As Phmcw mentioned, you can now add Morocco to the list of countries where the shit, if not yet hitting the fan, is certainly poised precariously above it.
Syria is on a low but steady simmer.
Tiny Djibouti is also seeing an intensification of protests and violence.
Algeria seems to be cooling off, mostly because of effective government clampdowns and blatant economic pacification.
Bahrainian protests continue to build, albeit mostly peacefully after the police were pulled back.
In Jordan, King Abdullah sacked his Cabinet after street protests and is in the process of forming a new governement, hopefully to address demands for reform.
Kuwait seems to be taking the economic pacification route, like Algeria (basically, "Hey, here's some free money! Please don't riot!")
Omanis have marched to protest unemployment and low wages, but seem to be supportive of the Sultanate.
In Iraq, there's a "Day of Rage" (typical description of what is mostly just a loud, angry non-violent protest march) scheduled for this Friday in Baghdad.
And in Somalia....well, it's kind of hard to tell. There's sporadic violence and protests by small bands of armed young men. But then, that's like saying there have been reports of fish and water in the ocean.

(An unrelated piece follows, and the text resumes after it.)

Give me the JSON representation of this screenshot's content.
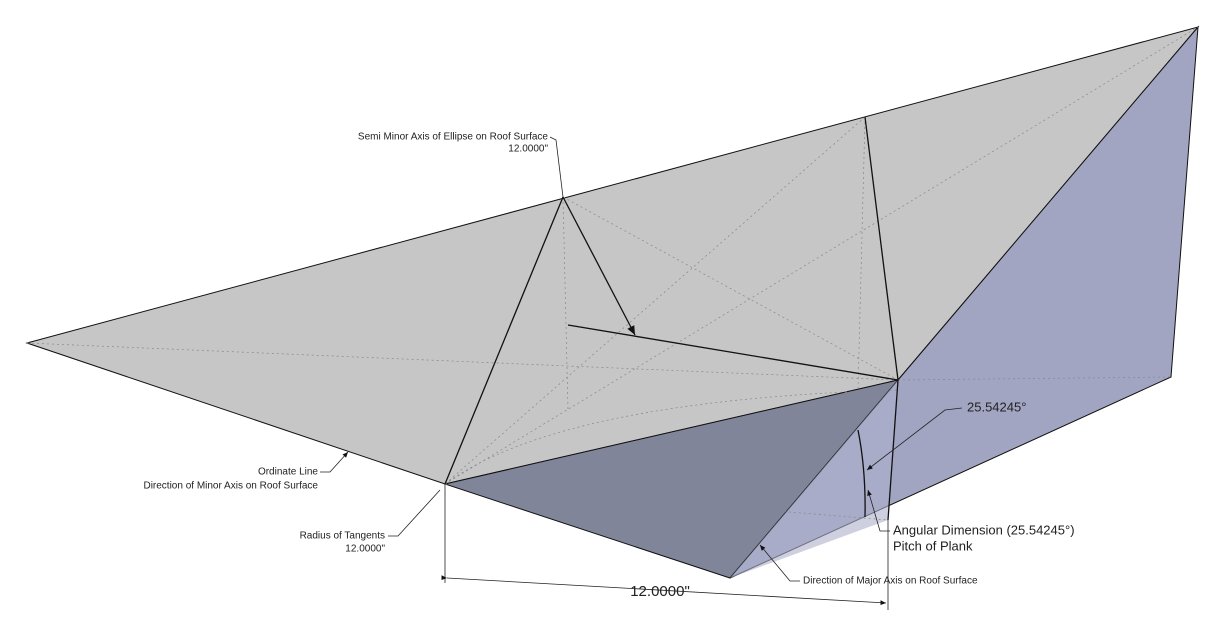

I think this is close to a tipping point of going well beyond just the Arab Crescent. There's already a few other nations (Gabon, Bolivia) that are looking at the prospect of large, broad social/economic protests toppling an unpopular leader. And of course, the inevitable opportunistic dillweeds in the US suggesting a similar overthrow of Obama (despite the fact that the vast majority of said dillweeds were siding with Mubarak and fretting about the Muslim Brotherhood just a few weeks ago).
SirP: You seem to have missed the fact that the most powerful country in the world began as mobs of angry, mostly uneducated peasants tearing down their own institutions of governance.
And yet, they made a functioning state.
Also, nice job generalizing all Arabs as a bunch of backwards, Koran-spouting goatherds with no possible comprehension of principles of governance. Perhaps you'd like to share how establishing a functioning state is the white man's burden?